A praxe, buscando uma forma de transmissão das obrigações que melhor atendesse às exigências do comércio, encontrou-a no mandatum agendi, isto é, no mandato processual.

No processo formular era permitido ao autor fazer-se representar por um procurator. Este era um mandatário especial, incumbido de agir em juízo, no interesse do mandante.

Aproveitando esse instituto, o credor-cedente (assim o chama a terminologia moderna) encarregava, como mandante, o cessionário de representá-lo, como mandatário, no processo contra o devedor. Tal ato era um mandatum agendi. Este não transmitia por si mesmo a obrigação, sendo necessário para a transmissão que o mandante (credor-cedente), ao constituir o procurator, renunciasse à sua actio mandati directa, pela qual poderia exigir não só a execução, mas também a prestação de contas do mandato. O procurator ficava então senhor da obrigação, verificando-se destarte a transmissão dela. Esse mandatário se chamava procurator in rem suam, porque agia no seu próprio interesse e não do mandante.

Inconvenientes

O cessionário por este meio não adquiria o crédito, ele não podia agir contra o devedor em seu próprio nome, mas só naquele do cedente.

Vantagem

A vantagem sobre a delegatio consiste no fato de, na procuratio in rem suam, não ser necessária a anuência do devedor da obrigação cedida, e, ainda, na subsistência das garantias dessa obrigação.
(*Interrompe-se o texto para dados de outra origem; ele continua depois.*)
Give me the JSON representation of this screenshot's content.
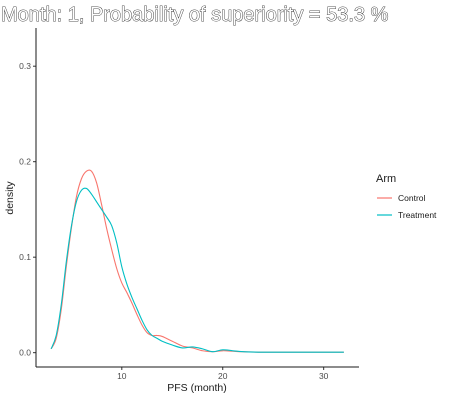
{
  "chart_data": {
    "type": "line",
    "title": "Month: 1, Probability of superiority =  53.3 %",
    "xlabel": "PFS (month)",
    "ylabel": "density",
    "xlim": [
      1.5,
      33.5
    ],
    "ylim": [
      -0.015,
      0.34
    ],
    "x_ticks": [
      10,
      20,
      30
    ],
    "y_ticks": [
      0.0,
      0.1,
      0.2,
      0.3
    ],
    "x_tick_labels": [
      "10",
      "20",
      "30"
    ],
    "y_tick_labels": [
      "0.0",
      "0.1",
      "0.2",
      "0.3"
    ],
    "grid": false,
    "legend_position": "right",
    "legend_title": "Arm",
    "series": [
      {
        "name": "Control",
        "color": "#F8766D",
        "x": [
          3.0,
          3.5,
          4.0,
          4.5,
          5.0,
          5.5,
          6.0,
          6.5,
          7.0,
          7.5,
          8.0,
          8.5,
          9.0,
          9.5,
          10.0,
          10.5,
          11.0,
          11.5,
          12.0,
          12.5,
          13.0,
          13.5,
          14.0,
          15.0,
          16.0,
          17.0,
          18.0,
          19.0,
          20.0,
          21.0,
          22.0,
          24.0,
          27.0,
          30.0,
          32.0
        ],
        "y": [
          0.004,
          0.015,
          0.045,
          0.09,
          0.13,
          0.163,
          0.182,
          0.19,
          0.19,
          0.178,
          0.155,
          0.13,
          0.108,
          0.088,
          0.073,
          0.063,
          0.052,
          0.04,
          0.029,
          0.021,
          0.018,
          0.018,
          0.017,
          0.012,
          0.007,
          0.005,
          0.002,
          0.001,
          0.002,
          0.0015,
          0.001,
          0.0005,
          0.0005,
          0.0005,
          0.0005
        ]
      },
      {
        "name": "Treatment",
        "color": "#00BFC4",
        "x": [
          3.0,
          3.5,
          4.0,
          4.5,
          5.0,
          5.5,
          6.0,
          6.5,
          7.0,
          7.5,
          8.0,
          8.5,
          9.0,
          9.5,
          10.0,
          10.5,
          11.0,
          11.5,
          12.0,
          12.5,
          13.0,
          13.5,
          14.0,
          15.0,
          16.0,
          17.0,
          18.0,
          19.0,
          20.0,
          21.0,
          22.0,
          24.0,
          27.0,
          30.0,
          32.0
        ],
        "y": [
          0.004,
          0.018,
          0.05,
          0.095,
          0.132,
          0.158,
          0.17,
          0.172,
          0.166,
          0.158,
          0.15,
          0.142,
          0.133,
          0.115,
          0.09,
          0.072,
          0.058,
          0.046,
          0.034,
          0.024,
          0.018,
          0.015,
          0.012,
          0.008,
          0.005,
          0.006,
          0.004,
          0.001,
          0.003,
          0.002,
          0.001,
          0.0005,
          0.0005,
          0.0005,
          0.0005
        ]
      }
    ]
  }
}
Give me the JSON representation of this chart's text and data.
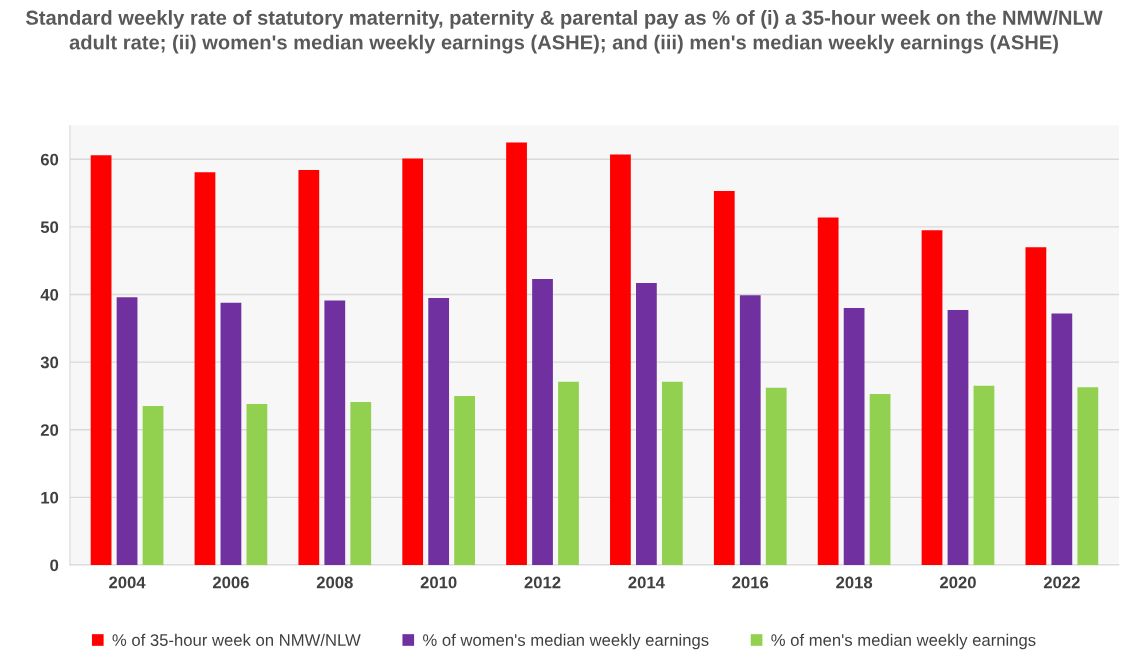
{
  "chart_data": {
    "type": "bar",
    "title": "Standard weekly rate of statutory maternity, paternity & parental pay as % of (i) a 35-hour week on the NMW/NLW adult rate; (ii) women's median weekly earnings (ASHE); and (iii) men's median weekly earnings (ASHE)",
    "categories": [
      "2004",
      "2006",
      "2008",
      "2010",
      "2012",
      "2014",
      "2016",
      "2018",
      "2020",
      "2022"
    ],
    "series": [
      {
        "name": "% of 35-hour week on NMW/NLW",
        "color": "#ff0000",
        "values": [
          60.6,
          58.1,
          58.4,
          60.1,
          62.5,
          60.7,
          55.3,
          51.4,
          49.5,
          47.0
        ]
      },
      {
        "name": "% of women's median weekly earnings",
        "color": "#7030a0",
        "values": [
          39.6,
          38.8,
          39.1,
          39.5,
          42.3,
          41.7,
          39.9,
          38.0,
          37.7,
          37.2
        ]
      },
      {
        "name": "% of men's median weekly earnings",
        "color": "#92d050",
        "values": [
          23.5,
          23.8,
          24.1,
          25.0,
          27.1,
          27.1,
          26.2,
          25.3,
          26.5,
          26.3
        ]
      }
    ],
    "ylim": [
      0,
      65
    ],
    "yticks": [
      0,
      10,
      20,
      30,
      40,
      50,
      60
    ],
    "grid": "y",
    "legend": "bottom"
  }
}
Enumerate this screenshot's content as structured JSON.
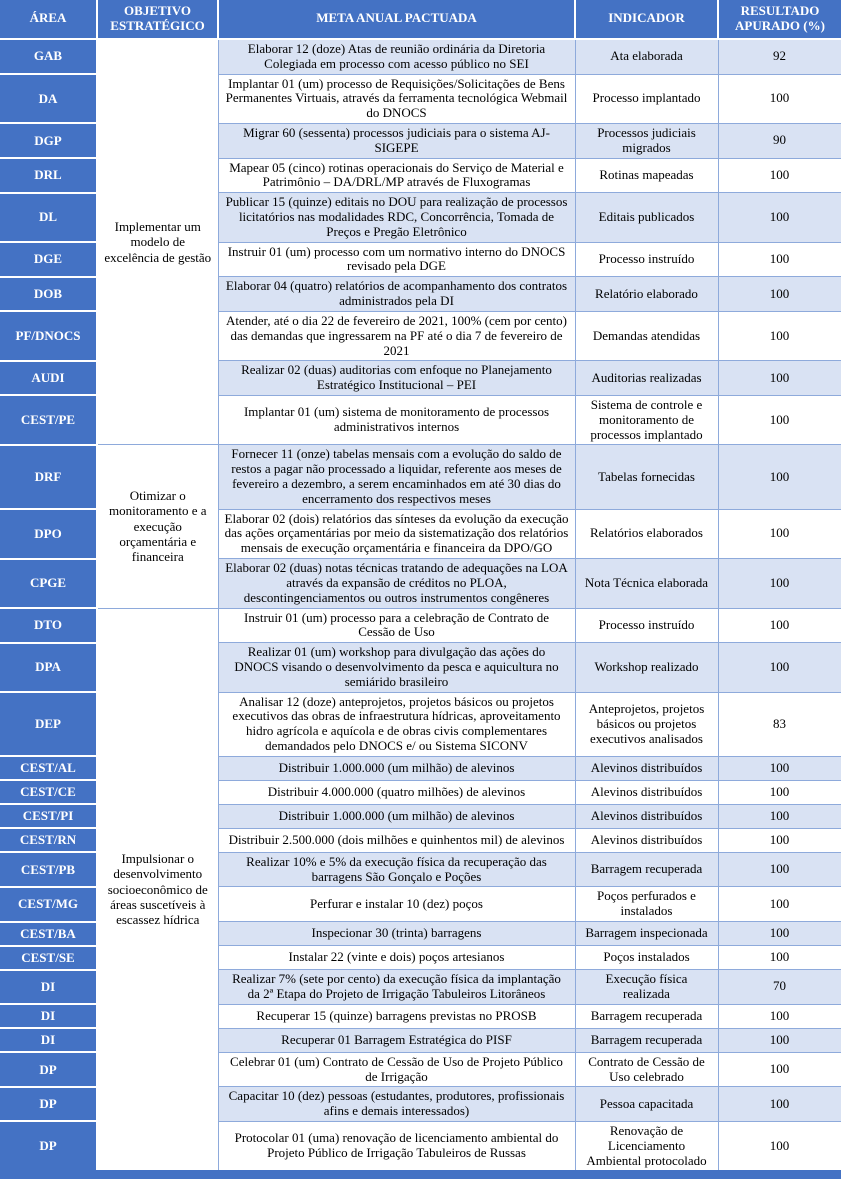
{
  "colors": {
    "header_bg": "#4472C4",
    "area_column_bg": "#4472C4",
    "band_row_bg": "#D9E2F3",
    "grid_border": "#8EAADB",
    "bottom_bar": "#4472C4"
  },
  "table": {
    "columns": [
      "ÁREA",
      "OBJETIVO ESTRATÉGICO",
      "META ANUAL PACTUADA",
      "INDICADOR",
      "RESULTADO APURADO (%)"
    ],
    "objetivo_groups": [
      {
        "label": "Implementar um modelo de excelência de gestão",
        "span": 10
      },
      {
        "label": "Otimizar o monitoramento e a execução orçamentária e financeira",
        "span": 3
      },
      {
        "label": "Impulsionar o desenvolvimento socioeconômico de áreas suscetíveis à escassez hídrica",
        "span": 17
      }
    ],
    "rows": [
      {
        "area": "GAB",
        "meta": "Elaborar 12 (doze) Atas de reunião ordinária da Diretoria Colegiada em processo com acesso público no SEI",
        "indicador": "Ata elaborada",
        "resultado": "92"
      },
      {
        "area": "DA",
        "meta": "Implantar 01 (um) processo de Requisições/Solicitações de Bens Permanentes Virtuais, através da ferramenta tecnológica Webmail do DNOCS",
        "indicador": "Processo implantado",
        "resultado": "100"
      },
      {
        "area": "DGP",
        "meta": "Migrar 60 (sessenta) processos judiciais para o sistema AJ-SIGEPE",
        "indicador": "Processos judiciais migrados",
        "resultado": "90"
      },
      {
        "area": "DRL",
        "meta": "Mapear 05 (cinco) rotinas operacionais do Serviço de Material e Patrimônio – DA/DRL/MP através de Fluxogramas",
        "indicador": "Rotinas mapeadas",
        "resultado": "100"
      },
      {
        "area": "DL",
        "meta": "Publicar 15 (quinze) editais no DOU para realização de processos licitatórios nas modalidades RDC, Concorrência, Tomada de Preços e Pregão Eletrônico",
        "indicador": "Editais publicados",
        "resultado": "100"
      },
      {
        "area": "DGE",
        "meta": "Instruir 01 (um) processo com um normativo interno do DNOCS revisado pela DGE",
        "indicador": "Processo instruído",
        "resultado": "100"
      },
      {
        "area": "DOB",
        "meta": "Elaborar 04 (quatro) relatórios de acompanhamento dos contratos administrados pela DI",
        "indicador": "Relatório elaborado",
        "resultado": "100"
      },
      {
        "area": "PF/DNOCS",
        "meta": "Atender, até o dia 22 de fevereiro de 2021, 100% (cem por cento) das demandas que ingressarem na PF até o dia 7 de fevereiro de 2021",
        "indicador": "Demandas atendidas",
        "resultado": "100"
      },
      {
        "area": "AUDI",
        "meta": "Realizar 02 (duas) auditorias com enfoque no Planejamento Estratégico Institucional – PEI",
        "indicador": "Auditorias realizadas",
        "resultado": "100"
      },
      {
        "area": "CEST/PE",
        "meta": "Implantar 01 (um) sistema de monitoramento de processos administrativos internos",
        "indicador": "Sistema de controle e monitoramento de processos implantado",
        "resultado": "100"
      },
      {
        "area": "DRF",
        "meta": "Fornecer 11 (onze) tabelas mensais com a evolução do saldo de restos a pagar não processado a liquidar, referente aos meses de fevereiro a dezembro, a serem encaminhados em até 30 dias do encerramento dos respectivos meses",
        "indicador": "Tabelas fornecidas",
        "resultado": "100"
      },
      {
        "area": "DPO",
        "meta": "Elaborar 02 (dois) relatórios das sínteses da evolução da execução das ações orçamentárias por meio da sistematização dos relatórios mensais de execução orçamentária e financeira da DPO/GO",
        "indicador": "Relatórios elaborados",
        "resultado": "100"
      },
      {
        "area": "CPGE",
        "meta": "Elaborar 02 (duas) notas técnicas tratando de adequações na LOA através da expansão de créditos no PLOA, descontingenciamentos ou outros instrumentos congêneres",
        "indicador": "Nota Técnica elaborada",
        "resultado": "100"
      },
      {
        "area": "DTO",
        "meta": "Instruir 01 (um) processo para a celebração de Contrato de Cessão de Uso",
        "indicador": "Processo instruído",
        "resultado": "100"
      },
      {
        "area": "DPA",
        "meta": "Realizar 01 (um) workshop para divulgação das ações do DNOCS visando o desenvolvimento da pesca e aquicultura no semiárido brasileiro",
        "indicador": "Workshop realizado",
        "resultado": "100"
      },
      {
        "area": "DEP",
        "meta": "Analisar 12 (doze) anteprojetos, projetos básicos ou projetos executivos das obras de infraestrutura hídricas, aproveitamento hidro agrícola e aquícola e de obras civis complementares demandados pelo DNOCS e/ ou Sistema SICONV",
        "indicador": "Anteprojetos, projetos básicos ou projetos executivos analisados",
        "resultado": "83"
      },
      {
        "area": "CEST/AL",
        "meta": "Distribuir 1.000.000 (um milhão) de alevinos",
        "indicador": "Alevinos distribuídos",
        "resultado": "100"
      },
      {
        "area": "CEST/CE",
        "meta": "Distribuir 4.000.000 (quatro milhões) de alevinos",
        "indicador": "Alevinos distribuídos",
        "resultado": "100"
      },
      {
        "area": "CEST/PI",
        "meta": "Distribuir 1.000.000 (um milhão) de alevinos",
        "indicador": "Alevinos distribuídos",
        "resultado": "100"
      },
      {
        "area": "CEST/RN",
        "meta": "Distribuir 2.500.000 (dois milhões e quinhentos mil) de alevinos",
        "indicador": "Alevinos distribuídos",
        "resultado": "100"
      },
      {
        "area": "CEST/PB",
        "meta": "Realizar 10% e 5% da execução física da recuperação das barragens São Gonçalo e Poções",
        "indicador": "Barragem recuperada",
        "resultado": "100"
      },
      {
        "area": "CEST/MG",
        "meta": "Perfurar e instalar 10 (dez) poços",
        "indicador": "Poços perfurados e instalados",
        "resultado": "100"
      },
      {
        "area": "CEST/BA",
        "meta": "Inspecionar 30 (trinta) barragens",
        "indicador": "Barragem inspecionada",
        "resultado": "100"
      },
      {
        "area": "CEST/SE",
        "meta": "Instalar 22 (vinte e dois) poços artesianos",
        "indicador": "Poços instalados",
        "resultado": "100"
      },
      {
        "area": "DI",
        "meta": "Realizar 7% (sete por cento) da execução física da implantação da 2ª Etapa do Projeto de Irrigação Tabuleiros Litorâneos",
        "indicador": "Execução física realizada",
        "resultado": "70"
      },
      {
        "area": "DI",
        "meta": "Recuperar 15 (quinze) barragens previstas no PROSB",
        "indicador": "Barragem recuperada",
        "resultado": "100"
      },
      {
        "area": "DI",
        "meta": "Recuperar 01 Barragem Estratégica do PISF",
        "indicador": "Barragem recuperada",
        "resultado": "100"
      },
      {
        "area": "DP",
        "meta": "Celebrar 01 (um) Contrato de Cessão de Uso de Projeto Público de Irrigação",
        "indicador": "Contrato de Cessão de Uso celebrado",
        "resultado": "100"
      },
      {
        "area": "DP",
        "meta": "Capacitar 10 (dez) pessoas (estudantes, produtores, profissionais afins e demais interessados)",
        "indicador": "Pessoa capacitada",
        "resultado": "100"
      },
      {
        "area": "DP",
        "meta": "Protocolar 01 (uma) renovação de licenciamento ambiental do Projeto Público de Irrigação Tabuleiros de Russas",
        "indicador": "Renovação de Licenciamento Ambiental protocolado",
        "resultado": "100"
      }
    ]
  }
}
Sistema das "Actiones Utiles"

Conceito

Foi introduzida, na época imperial, para remediar os inconvenientes da procuratio in rem suam, sobretudo para tornar o direito do cessionário independente do direito do cedente.

Conhecidas originariamente no processo formular do período republicano, eram chamadas também de actiones ficticiae, pois se baseavam numa ficção. Em nosso caso, a ficção era considerar o cessionário como legalmente sucedendo ao cedente no seu direito com base na transmissão do crédito havida por ato jurídico inter vivos, sucessão que perante o direito estrito não ocorria.

Utilizando-se desse meio processual, as ações que cabiam ao credor-cedente podiam ser intentadas também pelo credor-cessionário, qualquer que fosse a forma da cessão.

Contornando, desta maneira, as disposições rígidas do direito estrito, a jurisprudência e a praxe da época imperial estabeleceram as bases do instituto da cessão como o conhecemos modernamente.

Regras Gerais

Pode ser feita a título gratuito e a título oneroso. No primeiro caso o cedente é responsável apenas pela existência do crédito (verum nomen) cedido e não pela solvência do devedor (bonum nomen). Na cessão a título oneroso, o cedente é responsável por ambas as coisas.

O cessionário adquire o crédito nas mesmas condições e com as mesmas garantias que o acompanhavam antes da cessão. Entretanto, para evitar abusos, no período pós-clássico foi proibido ao cessionário cobrar do devedor mais do que pagara pela cessão do crédito. De outro lado, as defesas processuais do devedor contra a pessoa do cedente subsistem também contra o cessionário.